帯状皮質って中間管理職なのか

帯状皮質(帯状回)について調べた事柄を本の形式で提示していきます。

帯状皮質って中間管理職なのか (5-2)前帯状皮質(個別機能) 3)「デフォルトモードネットワーク」(その二)

帯状皮質って中間管理職なのか (5-2)前帯状皮質(個別機能)
3)「デフォルトモードネットワーク」
3-2)その他ネットワーク
◎主に安静(受動性意識)時に働くネットワークに関しては、主要なものとしては、1)「背側注意ネットワーク」 、2)「ワーキングメモリネットワーク」 (作業記憶)、3)「デフォルトモードネットワーク」 、4)「顕著性ネットワーク」 などがあげられる。
参照)「背側注意ネットワーク」に関しては、「5-4)前帯状皮質」の「12)「外向性(背外側システム)と内向性(腹内側システム)」」
3-2-1)「メンタライジングネットワーク」
◎デフォルトモードネットワークと同様に、「メンタライジング」、即ち、「心の理論」にかかわるネットワークは、前頭前野内側部、帯状皮質前部、側頭頭頂接合部、上側頭溝後部、海馬体などから成り立っている。
注)「側頭頭頂接合部」は、「自他の区別」や「他者の意図や思考」を推察する「心の理論」と関わる。
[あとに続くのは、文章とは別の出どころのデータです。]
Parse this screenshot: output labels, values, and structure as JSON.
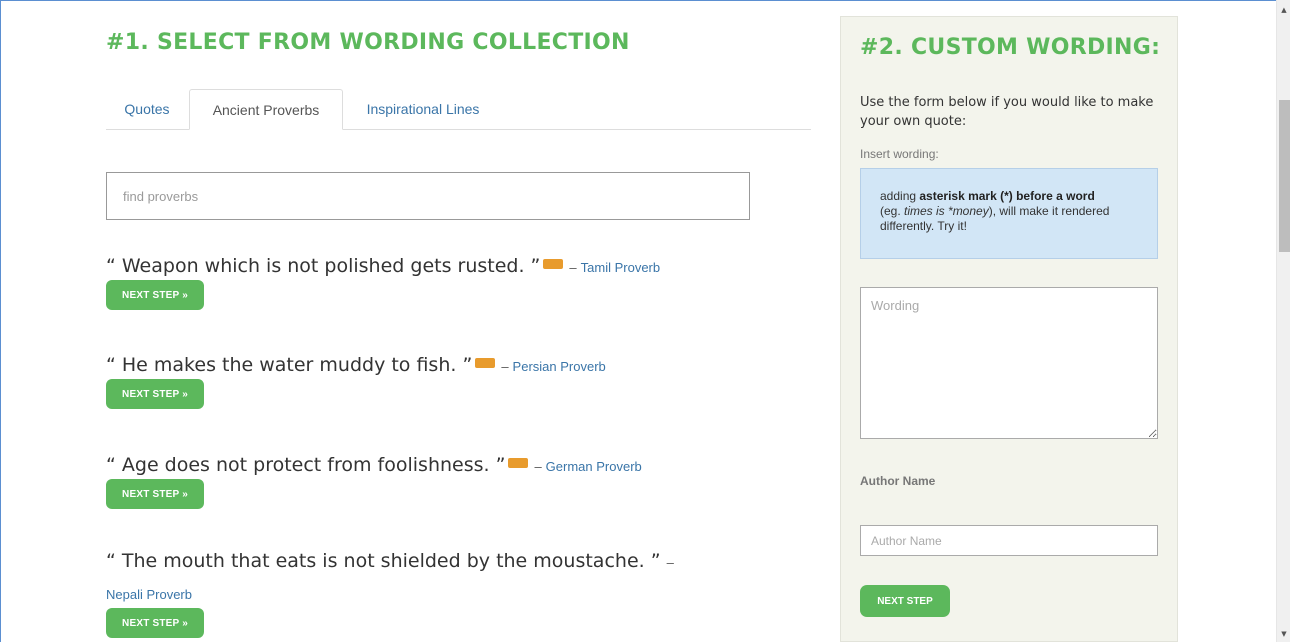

脳は、「自他の区別」を「フィードバック情報」に依存し、「虚実の区別」を「メタ認知」に頼っている。
◎「メンタライジングネットワーク」は、メンタライジング(他者の心的状態を見出したり推論したりすること)、即ち、「心の理論」と呼ばれる、「自己や他者の心の世界の推論」に関連するネットワークである。
◎メンタライジングが障害されると、相手の感情を推測したり、場の空気を読むことができなくなるため、対人関係に問題が生じ、社会生活に上手く適応できなくなる。
3-2-2)「セイリエンスネットワーク」(顕著性ネットワーク)
◎「セイリエンスネットワーク」(顕著性ネットワーク)は、内臓などからの内受容感覚を受ける「前帯状皮質と島皮質」から構成される。
◎島皮質は、前部帯状皮質とともに「顕著性ネットワーク」において中心的な役割を担う。顕著性ネットワークは、外界(外部環境)と内界(内部環境)の顕著な刺激を同定し、その刺激処理を行うために、「デフォルトモードネットワーク」と「中央実行ネットワーク」(作業記憶)との間のネットワークの「切り替え」も行う。
参照)「顕著性ネットワーク」に関しては、「12)島皮質」の「*1島皮質の機能」の「3-1-1)顕著性ネットワーク」
注1)顕著性ネットワークは、「体の状態の意識化」や外界・内界の顕著な刺激を同定する。
注2)「中央実行ネットワーク」(ワーキングメモリ、作業記憶)は、課題などに集中した状態の時に活性化する。前頭前野背外側部と帯状前皮質前部などからなるネットワークであり、認知の柔軟性や構えの切り換え、抑制、作動記憶、監視などの複数の認知処理が必須の状況において、課題遂行を最適化するためのメカニズムである。作業記憶は、能動的(トップダウン)意識を向けた場合に働くが、デフォルトモードネットワーク(DMN)は、受動的(ボトムアップ)意識状態において働く。作業記憶は、論理思考(収束思考)であり、DMNは、直観(発散)思考である。